What is being measured

examples/bench_async_vs_sync.py runs the same workload (write N files, then read them back) using two implementations:

  • sync: os.open + os.write + os.read in a sequential loop — one syscall per operation
  • pyuring: UringCtx + BufferPool with io_uring submission batching — multiple operations queued before entering the kernel

Both implementations operate on the same files and the same total data size. The benchmark measures wall-clock time for the write phase plus the read phase combined.

Results

The table below shows how much faster the pyuring implementation is compared to the sync implementation. Numbers are the mean of 3 runs, 8 files × 2 MiB each, with --no-odirect (page cache enabled), in Docker on the listed base images.

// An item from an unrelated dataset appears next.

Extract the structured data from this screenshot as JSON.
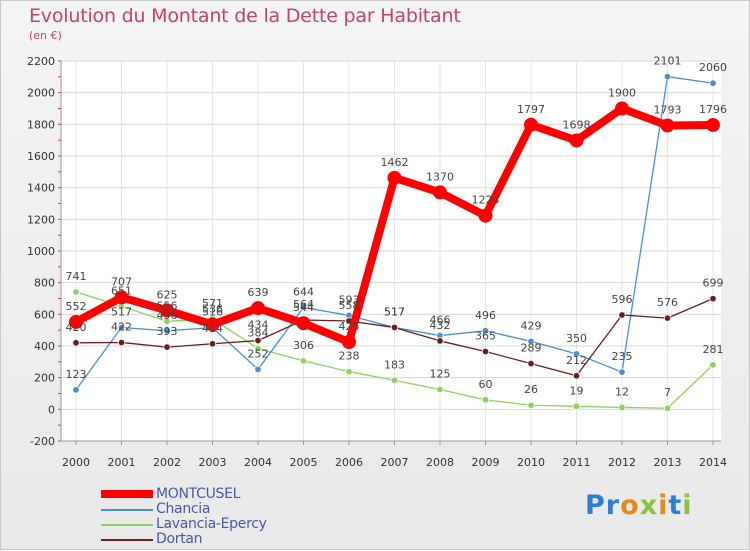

Environment pyuring vs sync os read/write
Ubuntu 22.04 1.25× faster
Debian 12 1.29× faster
Fedora 40 1.24× faster

The exact speedup depends on CPU, storage device, kernel version, and queue depth. To get numbers for your own hardware, run the benchmark yourself (see below). Using --no-odirect removes storage latency from the picture and isolates the syscall and buffer management overhead difference between the two implementations.

Running the benchmark

# Reproduce the numbers from the table above
python3 examples/bench_async_vs_sync.py --num-files 8 --file-size-mb 2 --no-odirect --repeats 3

# Larger workload with O_DIRECT (bypasses page cache, hits storage)
python3 examples/bench_async_vs_sync.py --num-files 50 --file-size-mb 20 --qd 64

# Adjust queue depth
python3 examples/bench_async_vs_sync.py --num-files 100 --file-size-mb 10 --qd 32 --repeats 3

All options

Option Default Description
--num-files N 100 Number of files to write and read back.
--file-size-mb N 10 Size of each file in MiB.
--qd N 32 io_uring queue depth for the pyuring path.
--repeats N 1 Number of full runs to average. Use 3 or more for stable results.
--no-odirect Disable O_DIRECT so I/O goes through the page cache. Useful for isolating syscall overhead.
--clear-cache Drop the page cache before each run (sudo required). Use this with O_DIRECT to avoid warm-cache effects.
--keep-files Do not delete test files after the run. Useful for inspecting results.

Measuring syscall counts

examples/bench_syscalls.py and examples/compare_syscalls.sh let you compare how many syscalls each implementation issues for the same workload.

# Automated comparison: runs both modes and prints syscall counts side by side
./examples/compare_syscalls.sh 100 10 32
# Arguments: num_files file_size_mb queue_depth

# Manual measurement with strace
strace -c -f python3 examples/bench_syscalls.py --mode sync  --num-files 100 --file-size-mb 10
strace -c -f python3 examples/bench_syscalls.py --mode async --num-files 100 --file-size-mb 10 --qd 32

The sync path issues one read(2) or write(2) syscall per block. The io_uring path issues one io_uring_enter(2) per batch, which is the source of the syscall reduction.